The vigorous bidding in this latest Mount Spurr sale came as a relief to the oil and gas division -- the agency had worried that lease terms such as the royalty rates mandated under state law and regulations might deter bidders.
"I am happy that we got that little bit of tug-of-war and that competition, and many of the tracts received more than a single bid," Banks said.
The royalty rate for leases on the tracts is 10 percent of gross revenue. The primary terms of the leases will be 10 years to give time to evaluate and develop the leases, Banks said.
A 'PERFECT STORM'
Amy MacKenzie, attorney for Ormat, said the company started approaching the Alaska Department of Natural Resources a couple of years ago to see if a Mount Spurr lease sale could be held. The attraction was rising energy prices and dwindling gas supplies in the Cook Inlet area.
"It's the perfect storm of opportunities," MacKenzie said.

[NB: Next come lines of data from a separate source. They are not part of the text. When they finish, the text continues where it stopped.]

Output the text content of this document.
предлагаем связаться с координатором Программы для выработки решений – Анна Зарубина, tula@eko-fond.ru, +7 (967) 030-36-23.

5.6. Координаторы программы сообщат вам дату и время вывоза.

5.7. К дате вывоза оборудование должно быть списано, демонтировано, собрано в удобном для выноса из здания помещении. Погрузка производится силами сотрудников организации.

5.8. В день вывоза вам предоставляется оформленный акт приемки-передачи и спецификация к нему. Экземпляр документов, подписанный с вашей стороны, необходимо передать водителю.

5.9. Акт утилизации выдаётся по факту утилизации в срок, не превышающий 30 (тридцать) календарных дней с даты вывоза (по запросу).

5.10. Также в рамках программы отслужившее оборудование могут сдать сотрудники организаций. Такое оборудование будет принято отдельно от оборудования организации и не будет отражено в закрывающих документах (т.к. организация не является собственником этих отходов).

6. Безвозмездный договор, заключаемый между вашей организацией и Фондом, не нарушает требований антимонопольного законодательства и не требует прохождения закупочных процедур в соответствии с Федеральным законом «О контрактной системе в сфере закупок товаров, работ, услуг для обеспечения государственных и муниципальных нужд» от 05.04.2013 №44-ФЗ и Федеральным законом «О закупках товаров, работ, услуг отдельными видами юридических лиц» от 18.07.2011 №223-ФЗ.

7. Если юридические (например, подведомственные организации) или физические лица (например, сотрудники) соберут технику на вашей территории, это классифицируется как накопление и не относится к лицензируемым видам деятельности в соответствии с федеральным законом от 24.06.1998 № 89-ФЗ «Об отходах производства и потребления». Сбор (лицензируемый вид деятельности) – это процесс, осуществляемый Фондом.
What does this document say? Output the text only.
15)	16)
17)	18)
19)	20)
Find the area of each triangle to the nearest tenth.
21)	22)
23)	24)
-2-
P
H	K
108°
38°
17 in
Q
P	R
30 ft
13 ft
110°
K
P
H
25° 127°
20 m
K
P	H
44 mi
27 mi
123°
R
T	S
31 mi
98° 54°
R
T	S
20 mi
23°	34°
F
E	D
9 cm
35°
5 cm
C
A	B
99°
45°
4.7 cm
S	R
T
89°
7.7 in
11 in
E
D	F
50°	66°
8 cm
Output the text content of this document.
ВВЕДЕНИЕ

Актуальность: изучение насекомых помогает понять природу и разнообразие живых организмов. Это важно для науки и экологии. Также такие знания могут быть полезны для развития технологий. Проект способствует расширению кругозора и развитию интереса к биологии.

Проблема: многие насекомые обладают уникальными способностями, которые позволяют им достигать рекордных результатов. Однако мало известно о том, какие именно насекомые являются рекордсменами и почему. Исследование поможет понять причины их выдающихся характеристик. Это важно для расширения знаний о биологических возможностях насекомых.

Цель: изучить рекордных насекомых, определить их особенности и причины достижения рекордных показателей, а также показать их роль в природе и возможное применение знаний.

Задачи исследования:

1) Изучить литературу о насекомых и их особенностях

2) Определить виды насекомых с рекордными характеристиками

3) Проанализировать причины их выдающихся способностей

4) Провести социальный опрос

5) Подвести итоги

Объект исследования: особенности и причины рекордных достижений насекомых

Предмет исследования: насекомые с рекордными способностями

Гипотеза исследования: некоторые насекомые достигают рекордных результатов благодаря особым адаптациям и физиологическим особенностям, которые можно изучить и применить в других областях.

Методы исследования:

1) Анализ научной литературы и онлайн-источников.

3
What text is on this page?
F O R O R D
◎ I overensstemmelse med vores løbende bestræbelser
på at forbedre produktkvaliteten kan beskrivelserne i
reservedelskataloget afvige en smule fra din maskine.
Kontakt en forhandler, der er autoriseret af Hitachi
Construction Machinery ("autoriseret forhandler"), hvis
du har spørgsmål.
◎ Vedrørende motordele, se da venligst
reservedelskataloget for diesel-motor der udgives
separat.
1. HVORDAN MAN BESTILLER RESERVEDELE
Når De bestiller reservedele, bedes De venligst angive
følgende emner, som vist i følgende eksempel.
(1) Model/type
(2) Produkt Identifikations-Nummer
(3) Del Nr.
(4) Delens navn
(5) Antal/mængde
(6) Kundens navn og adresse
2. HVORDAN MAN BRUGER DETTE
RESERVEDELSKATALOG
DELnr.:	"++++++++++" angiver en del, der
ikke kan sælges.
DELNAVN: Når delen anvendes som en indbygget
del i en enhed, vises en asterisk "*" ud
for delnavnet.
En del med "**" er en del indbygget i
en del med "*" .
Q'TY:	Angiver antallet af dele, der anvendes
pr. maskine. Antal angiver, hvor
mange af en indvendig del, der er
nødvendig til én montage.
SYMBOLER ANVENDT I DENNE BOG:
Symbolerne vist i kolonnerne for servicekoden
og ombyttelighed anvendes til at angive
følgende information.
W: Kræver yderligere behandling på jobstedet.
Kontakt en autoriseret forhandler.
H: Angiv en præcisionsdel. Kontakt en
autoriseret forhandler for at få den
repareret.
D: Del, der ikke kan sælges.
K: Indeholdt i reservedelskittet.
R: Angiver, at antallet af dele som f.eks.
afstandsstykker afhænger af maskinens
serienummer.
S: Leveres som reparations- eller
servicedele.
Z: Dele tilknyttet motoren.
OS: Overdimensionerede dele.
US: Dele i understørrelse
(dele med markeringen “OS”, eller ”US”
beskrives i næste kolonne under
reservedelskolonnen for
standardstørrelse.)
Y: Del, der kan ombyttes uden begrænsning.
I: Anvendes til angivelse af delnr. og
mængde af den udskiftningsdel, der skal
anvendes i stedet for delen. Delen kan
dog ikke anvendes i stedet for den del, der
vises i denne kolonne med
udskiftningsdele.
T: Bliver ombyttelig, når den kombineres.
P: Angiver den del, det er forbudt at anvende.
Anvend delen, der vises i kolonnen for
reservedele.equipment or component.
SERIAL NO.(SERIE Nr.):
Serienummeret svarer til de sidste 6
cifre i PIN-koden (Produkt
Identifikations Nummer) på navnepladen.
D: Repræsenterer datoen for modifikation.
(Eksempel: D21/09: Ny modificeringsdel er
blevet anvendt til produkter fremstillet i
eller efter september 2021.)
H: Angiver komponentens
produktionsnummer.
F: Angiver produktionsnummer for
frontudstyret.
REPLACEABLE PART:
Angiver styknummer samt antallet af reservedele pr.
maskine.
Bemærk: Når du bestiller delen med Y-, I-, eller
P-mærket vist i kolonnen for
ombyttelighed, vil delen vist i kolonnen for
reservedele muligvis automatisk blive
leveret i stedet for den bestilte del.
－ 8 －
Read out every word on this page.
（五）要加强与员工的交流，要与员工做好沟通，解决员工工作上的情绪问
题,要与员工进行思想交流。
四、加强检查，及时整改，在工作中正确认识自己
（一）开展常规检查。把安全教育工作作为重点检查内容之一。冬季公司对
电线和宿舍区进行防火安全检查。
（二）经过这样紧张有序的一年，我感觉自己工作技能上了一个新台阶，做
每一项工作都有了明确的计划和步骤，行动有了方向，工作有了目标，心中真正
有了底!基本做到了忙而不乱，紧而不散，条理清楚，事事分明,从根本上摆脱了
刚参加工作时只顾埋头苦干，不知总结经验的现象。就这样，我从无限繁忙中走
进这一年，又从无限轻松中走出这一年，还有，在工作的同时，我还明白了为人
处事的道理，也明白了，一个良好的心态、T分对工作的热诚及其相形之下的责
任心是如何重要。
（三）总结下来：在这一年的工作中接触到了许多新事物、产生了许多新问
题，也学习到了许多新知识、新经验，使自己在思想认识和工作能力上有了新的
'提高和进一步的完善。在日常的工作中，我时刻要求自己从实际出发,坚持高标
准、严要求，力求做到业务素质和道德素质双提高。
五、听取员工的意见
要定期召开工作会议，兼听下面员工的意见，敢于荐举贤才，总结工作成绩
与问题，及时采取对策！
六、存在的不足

Ormat is owned by Ormat Technologies Inc., which has developed geothermal power plants internationally for about 25 years, said Paul Thomsen, director of policy and business development for Ormat Technologies.
"We operate about 400 megawatts in the United States, primarily in Nevada, California and Hawaii," Thomsen said.
Because the company is growing at about 100 megawatts annually in the United States, it is constantly on the lookout for new geothermal resources, Thomsen said.
LOOKING AT ALASKA
"We have been looking at Mount Spurr and Mount Makushin in Alaska probably for the last 15 years and when this lease sale gave us the opportunity to bid ... we jumped all over it," Thomsen said. Mount Makushin is the volcano next to Unalaska in the Aleutian Islands.
"We've done a lot of cursory work looking at the markets and so forth, and energy prices, and we think that Alaska is ripe for developing a base load geothermal resource."
The advantage of geothermal energy is the potential for long-term energy price stability once the geothermal facility is established, Thomsen said. And the size of the lease sale bids reflected Ormat Technologies' view of the "potential resource size and application," he said.
Ormat Technologies will deploy some of its geologists to do field mapping and seismic work in the leases to prove up information available about the geothermal prospects, Thomsen said. The next step would involve drilling using small-diameter holes to define where the resource might be. Depending on the results of that drilling, the drilling of a production well would then enable the viability of the resource to be tested.
The time frame for any development would depend on what the company finds and how a Mount Spurr development would mesh in with the company's other projects, Thomsen said.